Maruli mengaku tak ada membawa barang spesial pada momen Natal kali ini. Ia hanya memberikan makanan dan buah-buahan ke mertuanya.

"Buah-buahan aja tidak ada yang macam-macam," ujar dia.

Sementara itu, tak lama keluar Dita Soedarjo. Ia terlihat membawa tentengan. Dita mengatakan kehadirannya untuk membesuk sang ayah yang ditahan di Rutan KPK.

"Bapak sehat di dalam," ucap dia.

Dita mengaku tak memberikan banyak buah tangan kepada ayahnya.
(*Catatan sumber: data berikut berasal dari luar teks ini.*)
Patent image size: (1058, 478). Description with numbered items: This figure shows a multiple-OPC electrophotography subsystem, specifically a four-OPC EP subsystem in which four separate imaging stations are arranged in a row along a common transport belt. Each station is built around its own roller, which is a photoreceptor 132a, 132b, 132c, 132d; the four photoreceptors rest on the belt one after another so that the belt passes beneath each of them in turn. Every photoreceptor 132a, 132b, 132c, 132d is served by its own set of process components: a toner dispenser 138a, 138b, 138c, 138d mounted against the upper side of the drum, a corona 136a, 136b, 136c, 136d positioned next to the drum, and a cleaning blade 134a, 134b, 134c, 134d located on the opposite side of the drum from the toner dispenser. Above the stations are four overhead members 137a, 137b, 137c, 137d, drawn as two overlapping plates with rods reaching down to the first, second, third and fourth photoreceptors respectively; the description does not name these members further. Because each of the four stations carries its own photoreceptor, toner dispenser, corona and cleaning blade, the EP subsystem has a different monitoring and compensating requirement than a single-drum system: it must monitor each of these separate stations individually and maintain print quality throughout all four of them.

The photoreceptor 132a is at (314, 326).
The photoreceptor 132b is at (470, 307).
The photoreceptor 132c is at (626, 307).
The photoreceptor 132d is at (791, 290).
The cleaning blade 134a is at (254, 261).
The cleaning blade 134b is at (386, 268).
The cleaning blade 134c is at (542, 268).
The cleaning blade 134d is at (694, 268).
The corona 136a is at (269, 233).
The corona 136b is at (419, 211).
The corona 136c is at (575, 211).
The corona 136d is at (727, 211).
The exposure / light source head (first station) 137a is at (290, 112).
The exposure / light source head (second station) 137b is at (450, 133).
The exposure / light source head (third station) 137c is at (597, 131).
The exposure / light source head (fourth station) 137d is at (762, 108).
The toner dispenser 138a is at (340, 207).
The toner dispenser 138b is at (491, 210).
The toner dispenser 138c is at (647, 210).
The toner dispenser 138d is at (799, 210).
Sebab, setiap pengunjung hanya dibatasi satu boks.

"Saya hanya bawa kopi, permen, dan makanan. Ini yang dibawa lagi yang gak bisa masuk. Doain ya biar ayah sehat," terang dia.

 

2 dari 2 halaman

Kasus Menjerat Soetikno Soedarjo

Besuk Tahanan KPK
Perbesar
Hari Libur Natal dijadikan kesempatan untuk para keluarga narapida dan tahanan korupsi mengunjungi Rumah Tahanan Komisi Pemberantasan Korupsi (KPK) seperti mantu dan anak Soetikno Soedarjo.

KPK sebelumnya menetapkan dua tersangka terkait kasus dugaan suap pengadaan mesin dan pesawat di PT Garuda Indonesia.

Mereka adalah Emirsyah Satar dan Soetikno Soedarjo yang merupakan Presiden Komisaris PT Mugi Rekso Abadi (MRA). Emirsyah Satar dalam kasus ini diduga menerima suap Euro 1,2 juta dan USD 180 ribu atau senilai total Rp 20 miliar.

Ia juga diduga menerima barang senilai USD 2 juta yang tersebar di Singapura, Australia, dan Indonesia, dari perusahaan manufaktur terkemuka asal Inggris, Rolls Royce, dalam pembelian 50 mesin pesawat Airbus SAS pada periode 2005-2014 di PT Garuda Indonesia.

KPK menduga, pemberian suap itu dilakukan melalui seorang perantara Soetikno Soedarjo selaku beneficial owner dari Connaught International Pte Ltd yang berlokasi di Singapura.